Ainsi la fée Lilas devient-elle Die Rose et Carabosse Der Dorn, rôle masculin puisque le mot l’est. La première mène à Aurore, le second, collant comme une ronce, fait obstacle. Les décors et les costumes d’origine – dus à l’inusable Jürgen Rose – ont été conservés. De même pour les principes dramaturgiques, même s’il semble que le chorégraphe a substantiellement enrichi le rôle du prince pour cette version 2021. Au point qu’à un moment, je me suis demandé si la production n’aurait pas pu s’appeler Désiré.

C’est sans doute une fausse piste. Le damoiseau est bien présent dès le prologue, ses amis qui l’ont perdu à la chasse hurlent longuement son prénom, et on le verra sur scène quasiment tout du long ; cependant, il est aussi souvent spectateur qu’acteur. Pour marquer le passage du temps, il est en jeans, en décalage vestimentaire d’un siècle avec toute la cour de Florestan XXIV, dont il découvre les usages d’un air ahuri et amusé. D’une certaine manière, c’est à travers son regard contemporain que nous voyons le ballet classique : il se faufile au milieu de la scène du baptême et durant la valse des fleurs à la manière d’une Clara à Confiturembourg dans certaines versions de Casse-Noisette.

Bien sûr, l’engagement émotionnel n’est pas le même. Le ballet traditionnel narre l’éducation d’une jeune fille ; on pourrait dire que la version Neumeier met le parcours initiatique du jeune homme à parité. Mais en fait, les deux trajectoires n’en font qu’une : tout l’enjeu se concentre dans la rencontre de l’âme-sœur, celle qu’on a l’impression de connaître depuis toujours quand on la voit pour la première fois.

L’intuition de l’autre débute par l’impalpable (le songe, le parfum), et la saisie de son histoire suppose la traversée du miroir. Voyageant dans le passé, et invisible à leurs yeux, Désiré voit le couple royal se désoler devant un berceau vide avant la naissance d’Aurore ; il assiste, impuissant, à la malédiction du Dorn dans le noir d’encre d’une nuit d’orage, ainsi qu’au contre-sort lancé par la Rose sur le petit berceau. Chez Neumeier, le baptême n’est qu’une réunion mondaine, durant laquelle un Catalabutte  maître de ballet présente sa création chorégraphique le Triomphe de l’Aube (le rôle est tenu par le très solide Christopher Evans, qui – dans la scène du mariage – assume aussi avec brio le rôle de l’Oiseau bleu).

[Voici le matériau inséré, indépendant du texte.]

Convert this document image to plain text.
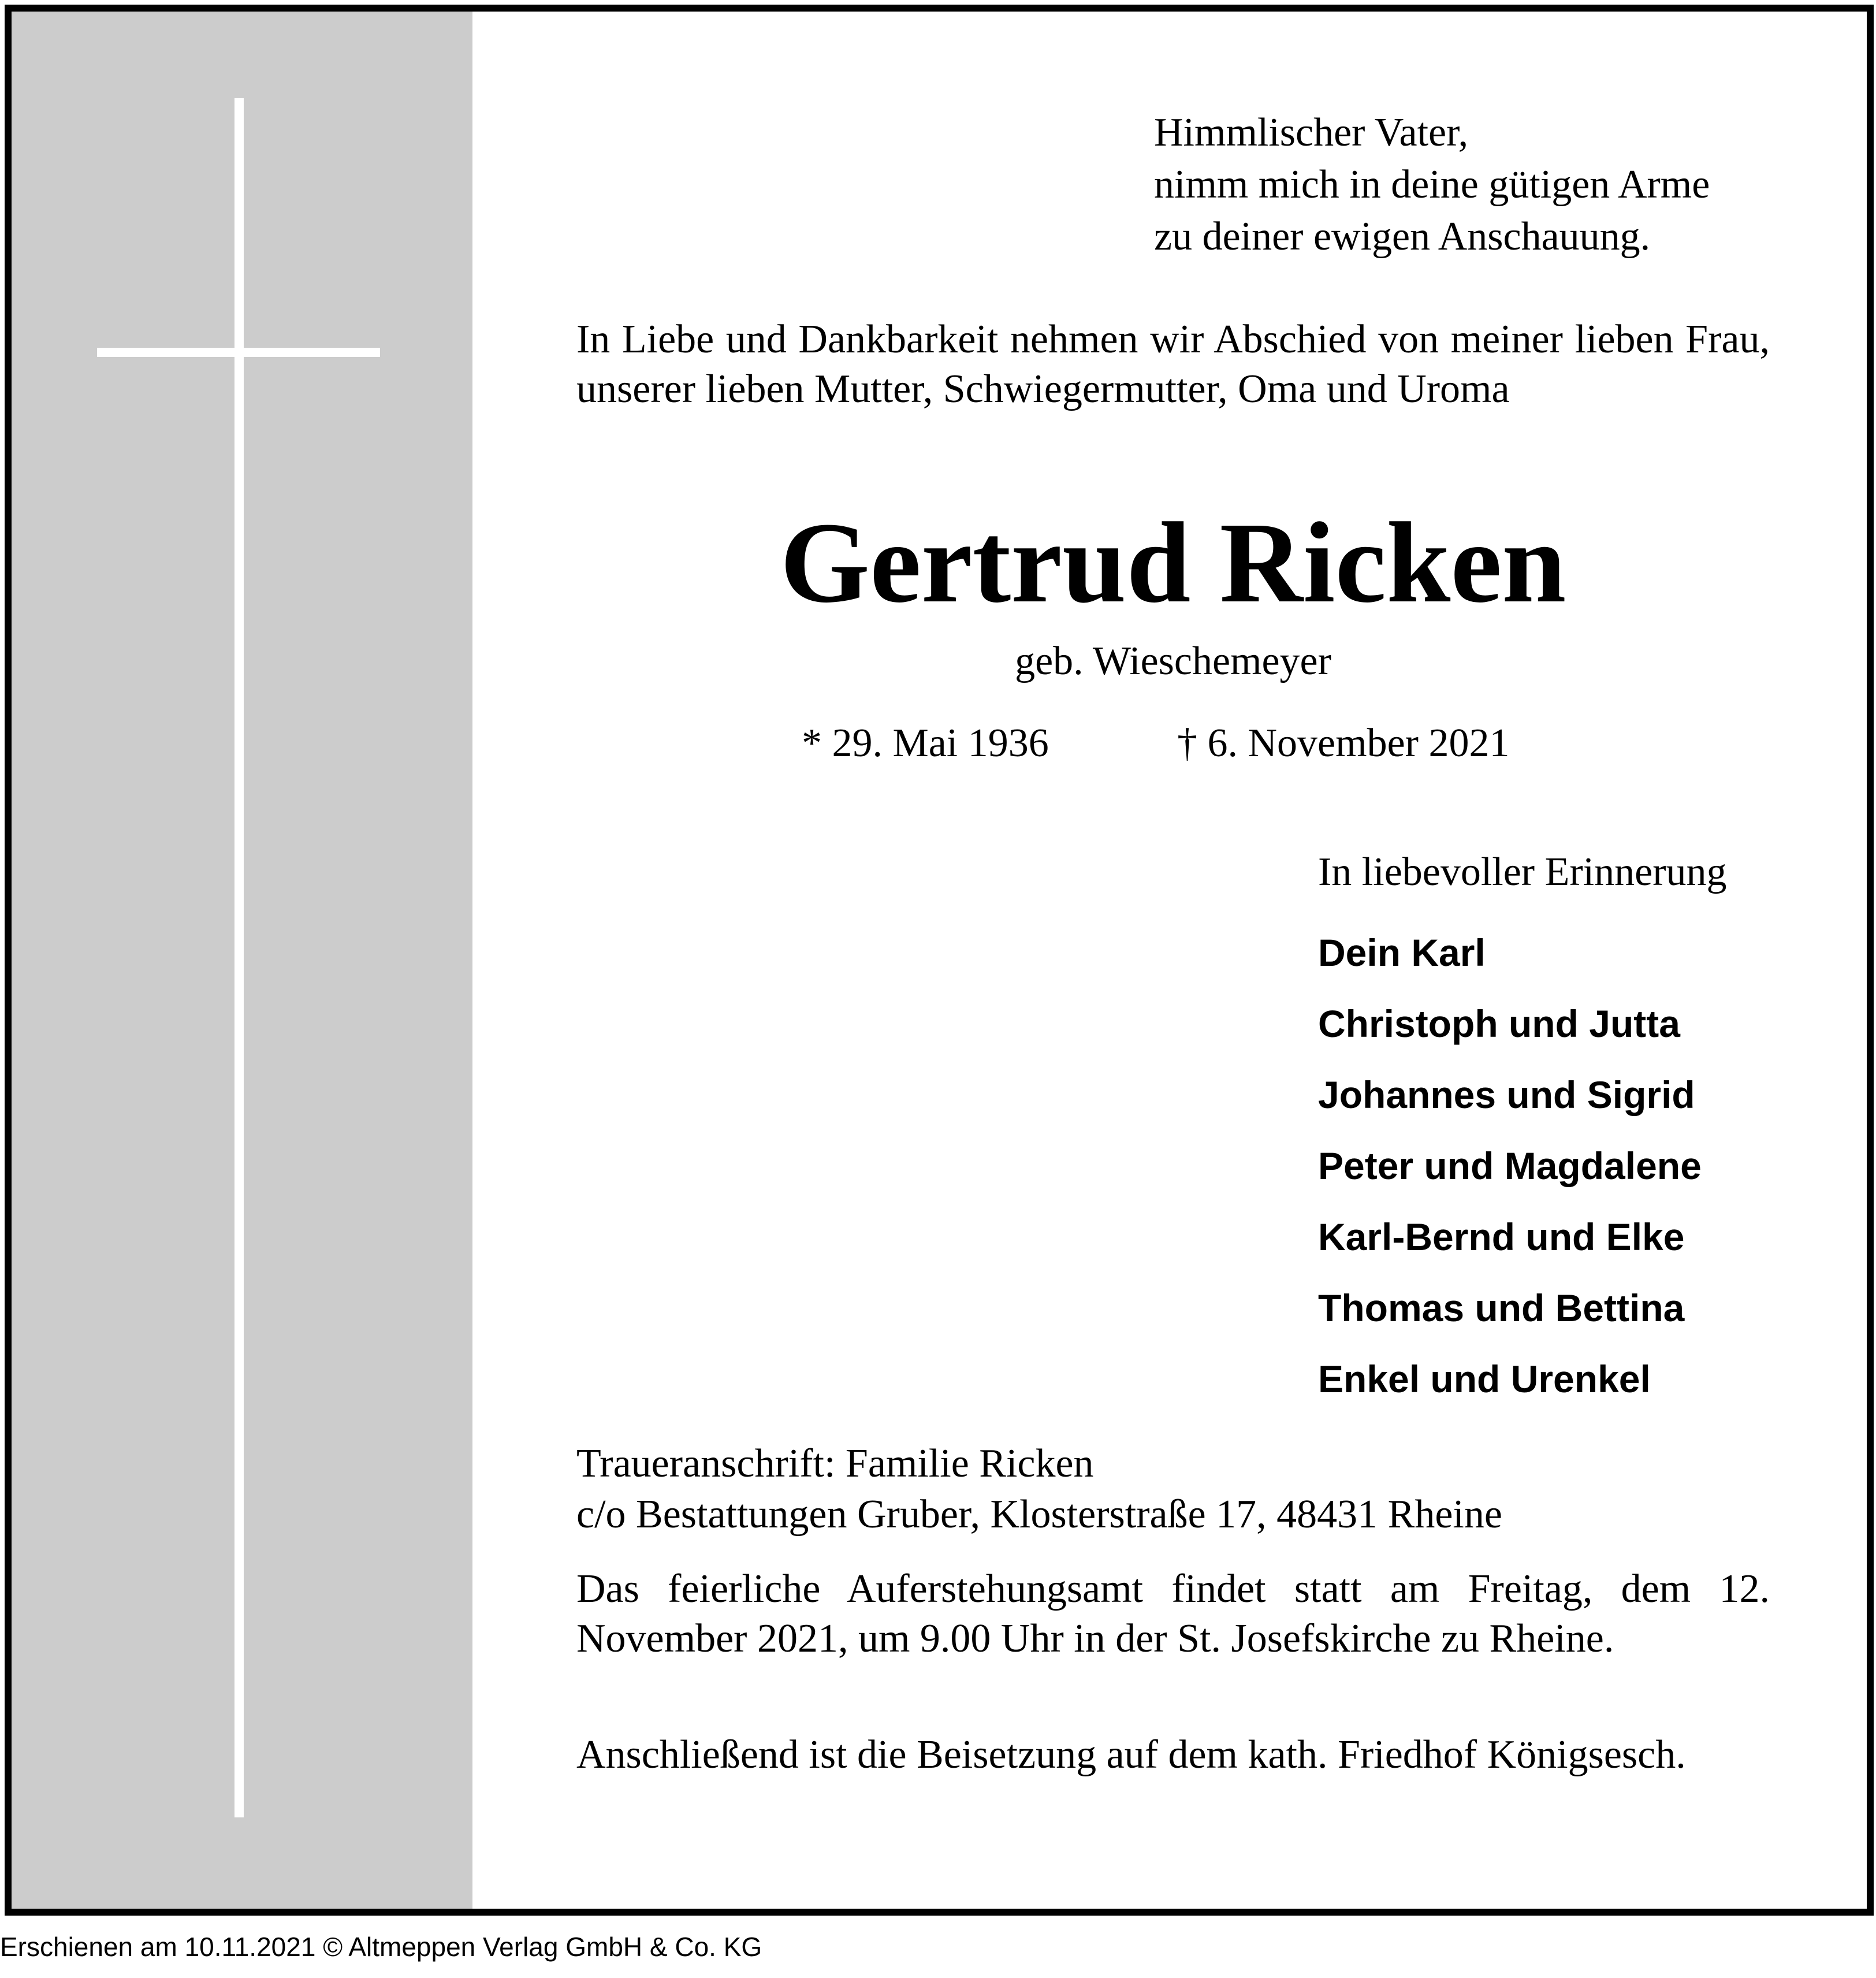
Himmlischer Vater,
nimm mich in deine gütigen Arme
zu deiner ewigen Anschauung.
In Liebe und Dankbarkeit nehmen wir Abschied von meiner lieben Frau, unserer lieben Mutter, Schwiegermutter, Oma und Uroma
Gertrud Ricken
geb. Wieschemeyer
* 29. Mai 1936	† 6. November 2021
In liebevoller Erinnerung
Dein Karl
Christoph und Jutta
Johannes und Sigrid
Peter und Magdalene
Karl-Bernd und Elke
Thomas und Bettina
Enkel und Urenkel
Traueranschrift: Familie Ricken
c/o Bestattungen Gruber, Klosterstraße 17, 48431 Rheine
Das feierliche Auferstehungsamt findet statt am Freitag, dem 12. November 2021, um 9.00 Uhr in der St. Josefskirche zu Rheine.
Anschließend ist die Beisetzung auf dem kath. Friedhof Königsesch.
Erschienen am 10.11.2021 © Altmeppen Verlag GmbH & Co. KG
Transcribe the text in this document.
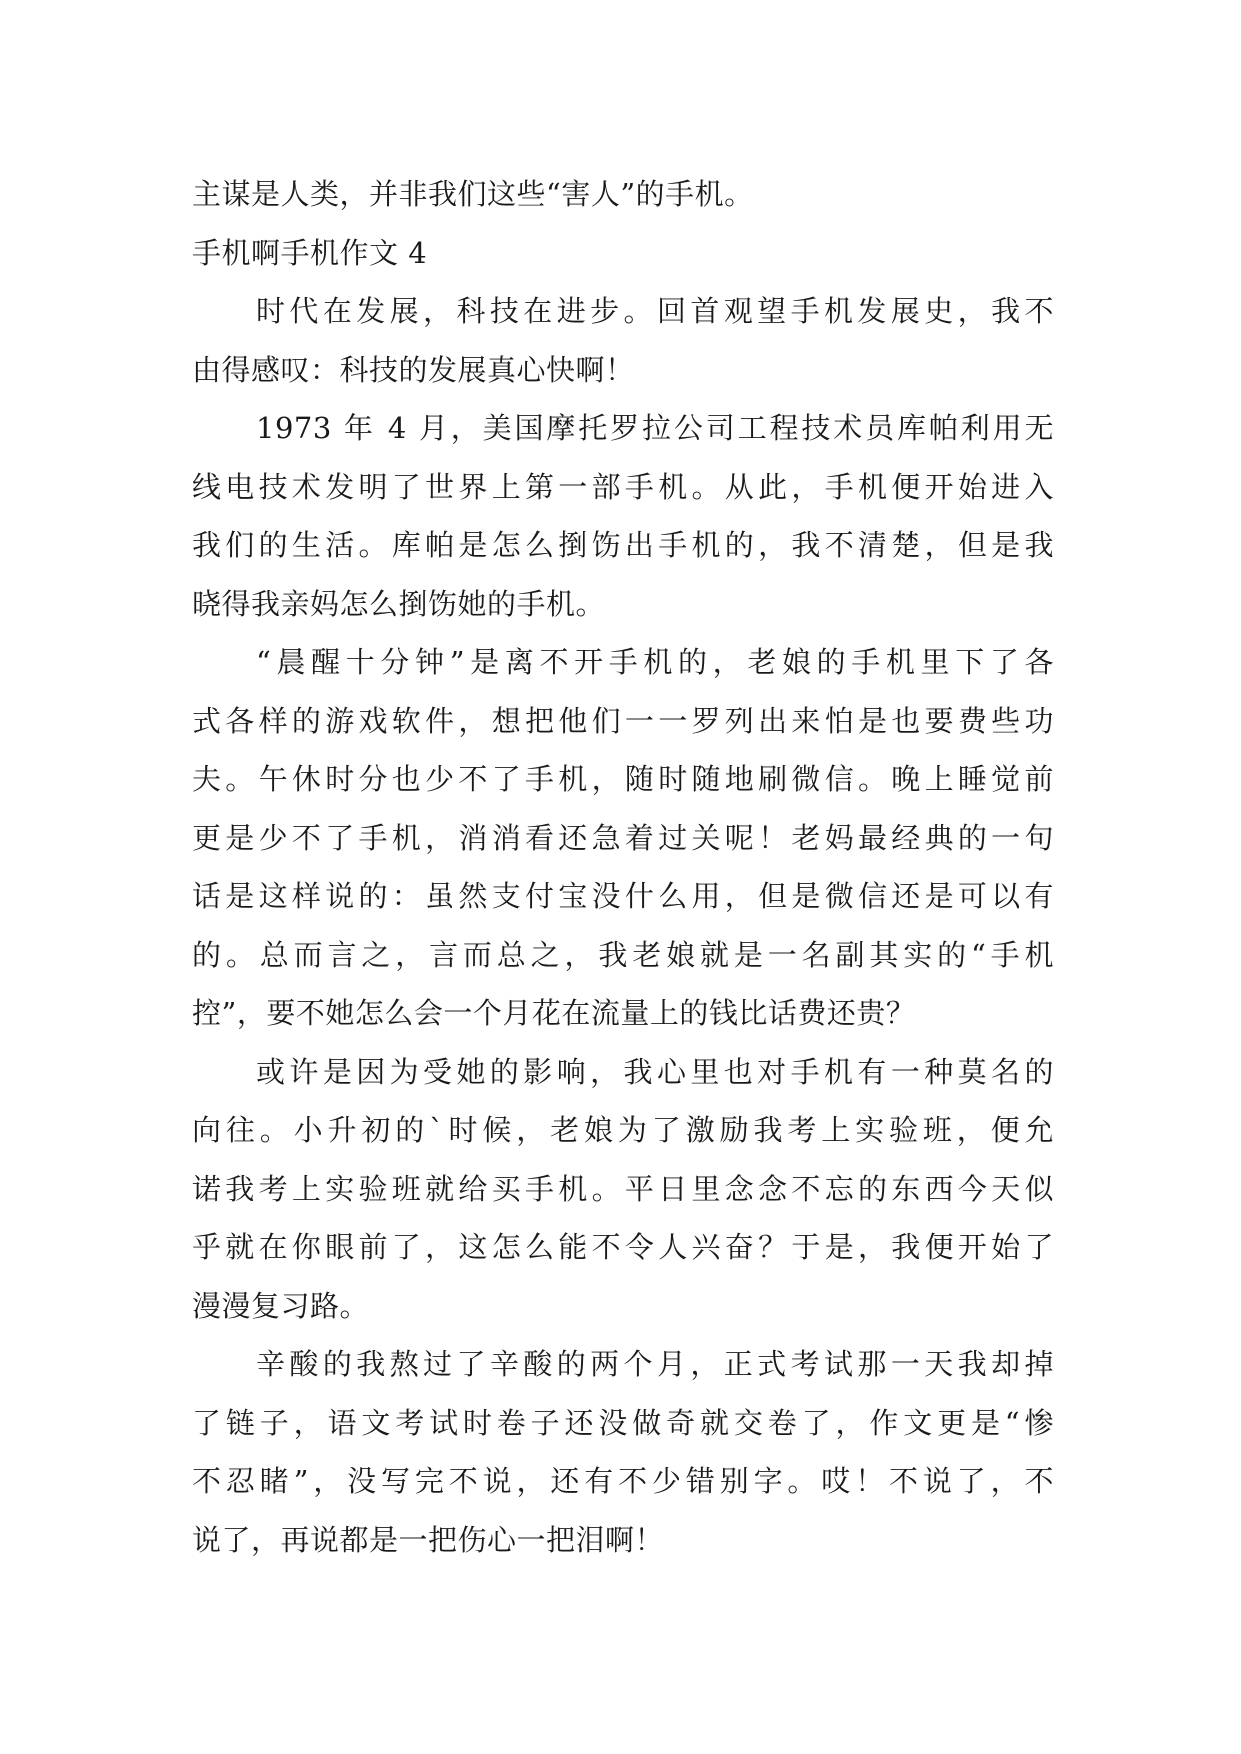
主谋是人类，并非我们这些“害人”的手机。
手机啊手机作文 4
时代在发展，科技在进步。回首观望手机发展史，我不
由得感叹：科技的发展真心快啊！
1973 年 4 月，美国摩托罗拉公司工程技术员库帕利用无
线电技术发明了世界上第一部手机。从此，手机便开始进入
我们的生活。库帕是怎么捯饬出手机的，我不清楚，但是我
晓得我亲妈怎么捯饬她的手机。
“晨醒十分钟”是离不开手机的，老娘的手机里下了各
式各样的游戏软件，想把他们一一罗列出来怕是也要费些功
夫。午休时分也少不了手机，随时随地刷微信。晚上睡觉前
更是少不了手机，消消看还急着过关呢！老妈最经典的一句
话是这样说的：虽然支付宝没什么用，但是微信还是可以有
的。总而言之，言而总之，我老娘就是一名副其实的“手机
控”，要不她怎么会一个月花在流量上的钱比话费还贵？
或许是因为受她的影响，我心里也对手机有一种莫名的
向往。小升初的`时候，老娘为了激励我考上实验班，便允
诺我考上实验班就给买手机。平日里念念不忘的东西今天似
乎就在你眼前了，这怎么能不令人兴奋？于是，我便开始了
漫漫复习路。
辛酸的我熬过了辛酸的两个月，正式考试那一天我却掉
了链子，语文考试时卷子还没做奇就交卷了，作文更是“惨
不忍睹”，没写完不说，还有不少错别字。哎！不说了，不
说了，再说都是一把伤心一把泪啊！
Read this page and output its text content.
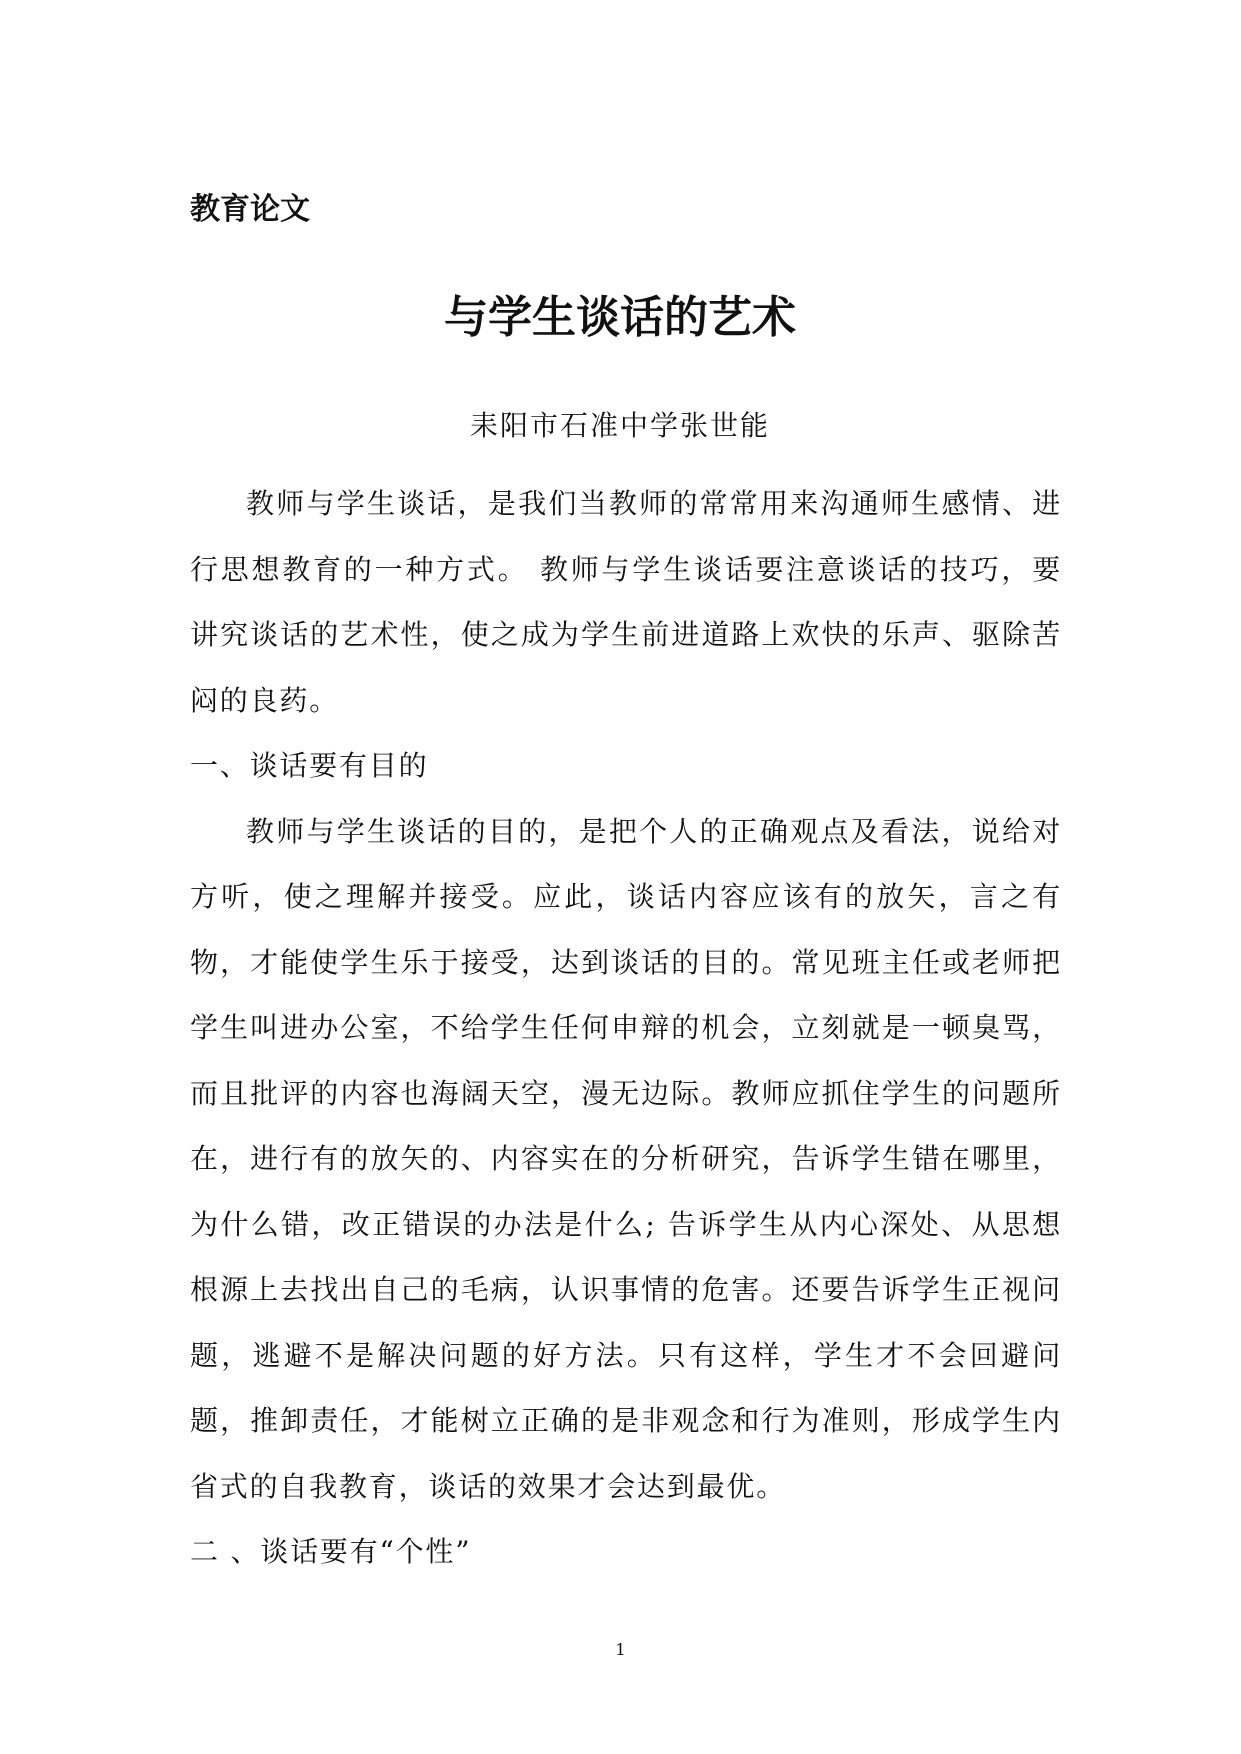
教育论文
与学生谈话的艺术

耒阳市石准中学张世能

教师与学生谈话，是我们当教师的常常用来沟通师生感情、进行思想教育的一种方式。 教师与学生谈话要注意谈话的技巧，要讲究谈话的艺术性，使之成为学生前进道路上欢快的乐声、驱除苦闷的良药。

一、谈话要有目的

教师与学生谈话的目的，是把个人的正确观点及看法，说给对方听，使之理解并接受。应此，谈话内容应该有的放矢，言之有物，才能使学生乐于接受，达到谈话的目的。常见班主任或老师把学生叫进办公室，不给学生任何申辩的机会，立刻就是一顿臭骂，而且批评的内容也海阔天空，漫无边际。教师应抓住学生的问题所在，进行有的放矢的、内容实在的分析研究，告诉学生错在哪里，为什么错，改正错误的办法是什么; 告诉学生从内心深处、从思想根源上去找出自己的毛病，认识事情的危害。还要告诉学生正视问题，逃避不是解决问题的好方法。只有这样，学生才不会回避问题，推卸责任，才能树立正确的是非观念和行为准则，形成学生内省式的自我教育，谈话的效果才会达到最优。

二 、谈话要有“个性”

1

wp-1654638615792Présent à la naissance, Désiré assiste aussi à l’éducation de la princesse – peste indisciplinée qui en fait bien voir à son entourage – jusqu’à la fête de ses 16 ans. La production entrelace chorégraphie traditionnelle et ajouts de Neumeier. C’est au moment de l’anniversaire que le tissage entre passé et présent donne toute sa mesure. Les pas de l’adage à la Rose sont là, mais la dramaturgie compose un passionnant mille-feuille où l’on voit l’angoisse de Désiré (il voit tout sans pouvoir rien empêcher) comme l’inconscience mêlée d’appréhension d’Aurore (elle sent le danger sans savoir l’éviter).

Trois princes lui donnent chacun une rose de couleur différente – blanche, jaune, orange – mais elle refuse obstinément celle de couleur rouge que lui tend un prince égyptien tout de noir vêtu, et le visage voilé. Elle saisit en revanche l’offrande (de couleur rose) tendue par Désiré, qui s’incruste dans la danse.

Le dispositif autorise une multitude d’interprétations : le prince égyptien est Der Dorn déguisé, mais si l’on voit les quatre zigues de l’adage à la rose comme la métaphore des mecs qu’on rencontre avant de trouver le bon, il est aussi le sale type qui va te faire du mal. Et la présence de Désiré dans la ronde des prétendants apparaît comme une occasion irrémédiablement manquée : ce n’est qu’après bien des douleurs que les deux amants seront enfin réunis.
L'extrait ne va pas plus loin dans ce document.